Schließlich werden diese Abschirmformen als Dreibein in einer Petrischale angeordnet, um eine selektive Exposition der darunterliegenden Oberflächen gegenüber Plasma zu ermöglichen, wodurch ein zellensensitives chemisches Muster in den Bereichen unter jeder Form entsteht. Die Ergebnisse können zeigen, wie das Verhalten einer Zelle von ihrem Mikroumfeld und ihrer Wechselwirkung mit benachbarten Zellen abhängt. Diese Methode kann helfen, zentrale Fragen bezüglich der Auswirkungen von Mikroumgebungen auf das Zellverhalten zu beantworten, beispielsweise wie Wechselwirkungen zwischen Zellgruppen höher geordnete Phänomene beeinflussen.

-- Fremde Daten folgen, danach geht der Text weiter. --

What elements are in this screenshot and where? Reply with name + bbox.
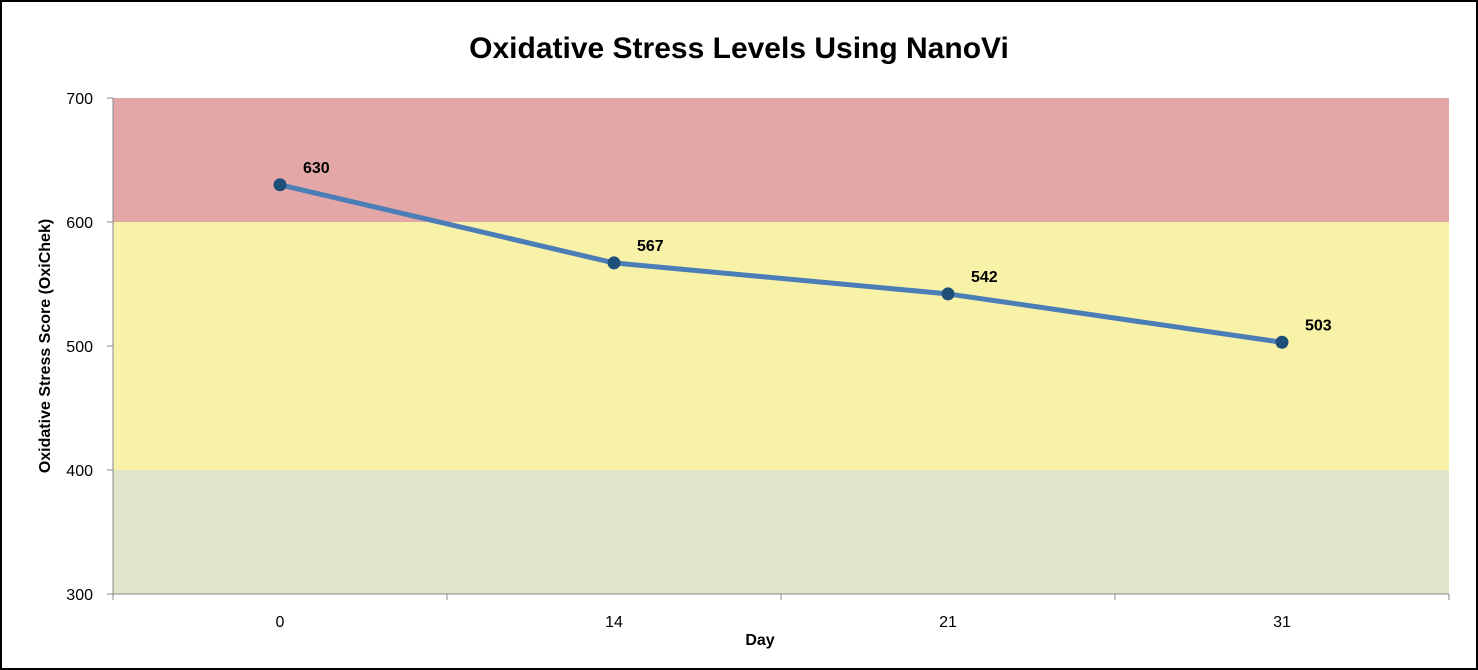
x-tick-label: 21: [939, 614, 957, 631]
data-label: 542: [971, 269, 998, 286]
data-point: [941, 287, 955, 301]
y-axis-ticks: 300 400 500 600 700: [66, 91, 113, 604]
data-labels: 630 567 542 503: [303, 160, 1332, 334]
x-axis-ticks: 0 14 21 31: [112, 594, 1450, 631]
band-2: [113, 470, 1449, 594]
y-tick-label: 600: [66, 215, 93, 232]
y-tick-label: 700: [66, 91, 93, 108]
x-tick-label: 0: [276, 614, 285, 631]
data-label: 567: [637, 238, 664, 255]
y-axis-label: Oxidative Stress Score (OxiChek): [37, 219, 54, 473]
data-point: [273, 178, 287, 192]
y-tick-label: 400: [66, 463, 93, 480]
series-layer: [273, 178, 1289, 349]
x-axis-label: Day: [745, 632, 774, 649]
data-point: [607, 256, 621, 270]
band-1: [113, 222, 1449, 470]
background-bands: [113, 98, 1449, 594]
y-tick-label: 500: [66, 339, 93, 356]
band-0: [113, 98, 1449, 222]
series-line: [279, 182, 1283, 345]
data-label: 503: [1305, 317, 1332, 334]
x-tick-label: 14: [605, 614, 623, 631]
data-point: [1275, 335, 1289, 349]
x-tick-label: 31: [1273, 614, 1291, 631]
y-tick-label: 300: [66, 587, 93, 604]
data-label: 630: [303, 160, 330, 177]
chart-title: Oxidative Stress Levels Using NanoVi: [469, 32, 1009, 65]
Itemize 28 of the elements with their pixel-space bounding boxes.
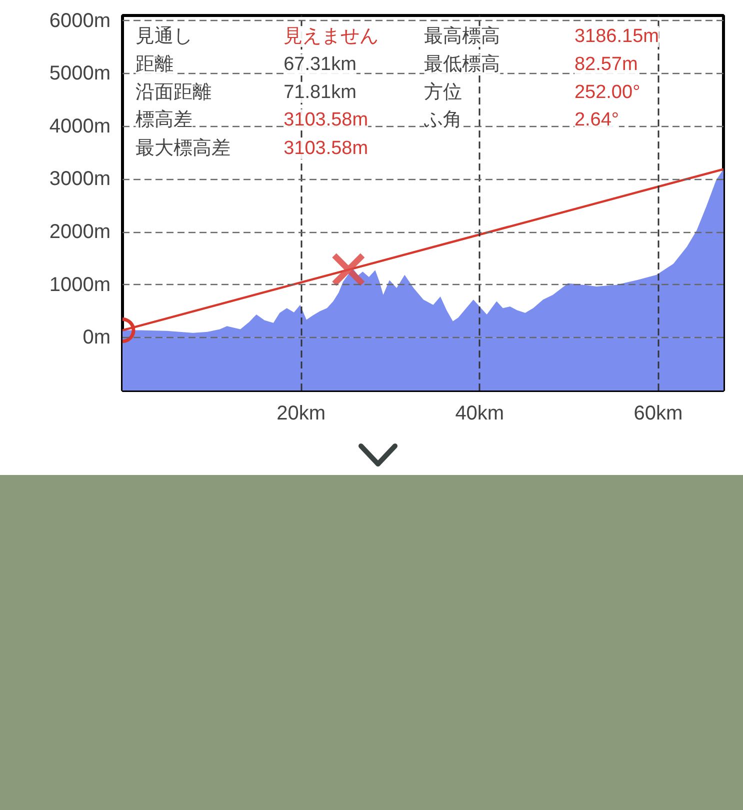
annotation: ふ角 [423,109,462,130]
annotation: 最低標高 [424,53,500,76]
annotation: 見えません [284,26,379,47]
y-tick-label: 0m [82,326,111,349]
annotation: 82.57m [574,54,638,76]
annotation: 252.00° [574,82,640,103]
annotation: 最高標高 [424,25,500,47]
y-tick-label: 3000m [49,168,111,190]
y-tick-label: 5000m [49,62,111,85]
y-tick-label: 4000m [49,115,111,138]
annotation: 見通し [136,26,193,47]
annotation: 沿面距離 [136,82,212,103]
annotation: 71.81km [284,82,356,103]
x-tick-label: 20km [276,402,326,424]
y-tick-label: 1000m [49,274,111,296]
annotation: 3103.58m [284,138,368,160]
y-tick-label: 2000m [49,221,111,244]
annotation: 標高差 [136,108,193,130]
annotation: 3186.15m [574,26,659,47]
annotation: 67.31km [284,54,356,76]
annotation: 3103.58m [284,109,368,130]
annotation: 距離 [136,54,174,76]
x-tick-label: 60km [634,402,683,424]
annotation: 方位 [424,80,462,103]
annotation: 最大標高差 [136,137,231,160]
x-tick-label: 40km [455,402,504,424]
y-tick-label: 6000m [49,10,111,32]
annotation: 2.64° [574,109,620,130]
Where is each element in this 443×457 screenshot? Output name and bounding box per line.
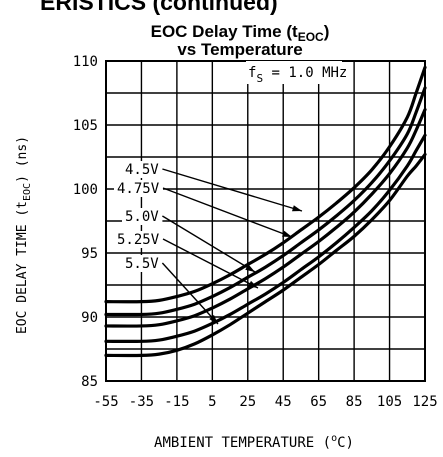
- x-axis-label-degree: o: [331, 433, 337, 444]
- chart-subtitle: vs Temperature: [177, 40, 302, 59]
- series-label-leader: [162, 238, 259, 289]
- series-label-arrowhead: [282, 230, 292, 237]
- series-label-leader: [162, 215, 256, 273]
- series-label-leader: [162, 187, 293, 238]
- chart-title-end: ): [324, 22, 330, 41]
- x-tick-label: 85: [346, 394, 363, 410]
- y-tick-label: 100: [73, 182, 98, 198]
- series-label-3: 5.0V: [125, 209, 159, 225]
- y-axis-label-end: ) (ns): [15, 136, 30, 183]
- series-line-4: [104, 133, 427, 344]
- series-label-arrowhead: [209, 314, 218, 324]
- annotation-f: f: [248, 65, 256, 81]
- y-tick-label: 105: [73, 118, 98, 134]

Und wie wirken sich nanoskalige, subzelluläre Signale auf Funktionen wie die Zellwanderung und Differenzierung aus? Befestigen Sie zunächst mithilfe von Sekundenkleber eine Musterschiebe an einem Stapel leerer Objektträger. Erstellen Sie danach einen Behälter aus Aluminiumfolie, der etwas größer als der Objektträgerstapel ist und groß genug, um 30 Gramm Polydimethylsiloxan oder PDMS aufzunehmen.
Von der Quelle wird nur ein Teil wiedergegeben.